PREMIÈRE SECTION
DÉCISION
SUR LA RECEVABILITÉ
de la requête n° 54285/00
présentée par Giuseppe Tatangelo
contre l’Italie
La Cour européenne des Droits de l’Homme (première section), siégeant le 12 avril 2001 en une chambre composée de
MmeW. Thomassen, présidente,
MM.L. Ferrari Bravo,
Gaukur Jörundsson,
R. Türmen,
B. Zupančič,
T. Panţîru,
R. Maruste, juges,
et de M. M. O’Boyle, greffier de section,
Vu la requête susmentionnée introduite le 5 décembre 1997 et enregistrée le 25 janvier 2000,
Après en avoir délibéré, rend la décision suivante :
EN FAIT
Le requérant est un ressortissant italien, né en 1931 et résidant à Isola del Liri (Frosinone). Il est représenté devant la Cour par Me Stella Tatangelo, avocate à Isola del Liri (Frosinone).
Le 8 septembre 1967, M. A.T., le père du requérant, introduisit devant la Cour des comptes un recours visant à obtenir l'annulation de la décision du ministre de la Défense refusant de lui accorder une pension en raison de la mort de son fils, M. P. T., survenue pendant son service militaire.

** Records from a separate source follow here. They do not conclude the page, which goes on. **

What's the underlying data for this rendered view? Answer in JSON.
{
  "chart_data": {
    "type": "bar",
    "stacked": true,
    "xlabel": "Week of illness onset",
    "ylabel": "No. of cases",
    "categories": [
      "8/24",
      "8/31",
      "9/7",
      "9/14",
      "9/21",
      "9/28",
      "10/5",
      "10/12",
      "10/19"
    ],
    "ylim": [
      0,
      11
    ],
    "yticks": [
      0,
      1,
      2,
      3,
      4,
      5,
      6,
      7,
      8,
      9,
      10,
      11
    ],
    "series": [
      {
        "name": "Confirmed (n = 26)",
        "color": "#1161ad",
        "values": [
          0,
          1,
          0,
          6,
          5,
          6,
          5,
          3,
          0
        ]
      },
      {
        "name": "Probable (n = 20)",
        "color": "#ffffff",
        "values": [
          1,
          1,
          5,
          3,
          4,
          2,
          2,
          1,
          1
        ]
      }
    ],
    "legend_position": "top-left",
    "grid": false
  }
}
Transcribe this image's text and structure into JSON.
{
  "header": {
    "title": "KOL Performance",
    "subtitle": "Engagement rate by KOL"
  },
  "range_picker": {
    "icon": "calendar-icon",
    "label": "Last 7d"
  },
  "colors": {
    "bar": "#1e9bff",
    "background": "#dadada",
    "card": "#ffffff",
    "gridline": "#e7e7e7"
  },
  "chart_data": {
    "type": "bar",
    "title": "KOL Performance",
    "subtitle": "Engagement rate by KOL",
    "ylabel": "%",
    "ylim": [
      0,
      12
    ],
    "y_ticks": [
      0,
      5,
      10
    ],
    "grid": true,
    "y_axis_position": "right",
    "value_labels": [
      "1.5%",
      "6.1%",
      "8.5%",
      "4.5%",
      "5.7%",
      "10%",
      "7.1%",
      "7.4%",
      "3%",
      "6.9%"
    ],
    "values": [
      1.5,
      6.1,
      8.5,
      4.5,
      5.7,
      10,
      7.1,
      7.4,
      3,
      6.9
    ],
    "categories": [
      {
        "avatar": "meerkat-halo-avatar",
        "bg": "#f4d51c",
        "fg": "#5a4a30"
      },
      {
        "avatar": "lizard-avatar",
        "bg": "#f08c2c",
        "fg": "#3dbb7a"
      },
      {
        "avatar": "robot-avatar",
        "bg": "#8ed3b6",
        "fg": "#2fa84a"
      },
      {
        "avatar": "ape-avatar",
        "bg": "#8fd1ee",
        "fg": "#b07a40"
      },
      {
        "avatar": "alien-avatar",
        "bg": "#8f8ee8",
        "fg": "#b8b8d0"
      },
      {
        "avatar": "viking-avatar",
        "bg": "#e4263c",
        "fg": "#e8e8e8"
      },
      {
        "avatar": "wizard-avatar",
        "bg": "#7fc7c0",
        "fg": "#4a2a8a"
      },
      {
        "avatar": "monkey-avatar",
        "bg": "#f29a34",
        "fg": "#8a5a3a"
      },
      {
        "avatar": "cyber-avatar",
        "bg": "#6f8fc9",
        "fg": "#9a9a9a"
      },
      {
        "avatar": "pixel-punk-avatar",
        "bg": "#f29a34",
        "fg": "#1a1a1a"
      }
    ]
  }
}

Le 15 novembre 1972, M. A.T. sollicita la fixation de la date de l’audience. Le 17 mai 1978, M. A.T. décéda. Par une ordonnance du 21 avril 1989, la Cour demanda un avis au collège médico-légal de la Cour des comptes. Le 27 octobre 1989, ledit collège déposa au greffe son avis.
L'audience fut fixée au 15 janvier 1992. Le 27 décembre 1991, le procureur général demanda un renvoi car la date de l'audience n'avait pas été notifiée aux héritiers de M. A.T.
Suite à la loi n° 19/94, instituant les chambres régionales de la Cour des comptes, à une date non précisée le dossier fut transmis à la chambre régionale du Latium. Le 25 octobre 1994, ladite chambre demanda aux héritiers de M. A.T. s'ils avaient intérêt à ce que la procédure fût poursuivie. Le 2 février 1995, le requérant reprit la procédure, déposa la déclaration du décès de son père ainsi que d’autres documents et sollicita la fixation de la date de l'audience. Le 5 mai 1995, il sollicita une deuxième fois la fixation de la date de l'audience.
L'audience fut fixée au 15 décembre 1995. Par un arrêt du même jour, dont le texte fut déposé au greffe le 14 juin 1996, la Cour des comptes fit droit à la demande du père du requérant.
EN DROIT
Le grief du requérant porte sur la durée de la procédure litigieuse. Cette procédure, qui a débuté le 8 septembre 1967 et s’est terminée le 14 juin 1996, a duré plus de vingt-huit ans et neuf mois pour une instance.
Toutefois, la période à considérer ne commence qu’avec la prise d’effet, le 1er août 1973, de la reconnaissance du droit de recours individuel par l’Italie, et elle est donc de plus de vingt-deux ans et dix mois pour une instance.
Selon le requérant, la durée de la procédure ne répond pas à l’exigence du « délai raisonnable » (article 6 § 1 de la Convention). Le Gouvernement s’oppose à cette thèse.
Par ces motifs, la Cour, à l’unanimité,
Déclare la requête recevable, tous moyens de fond réservés.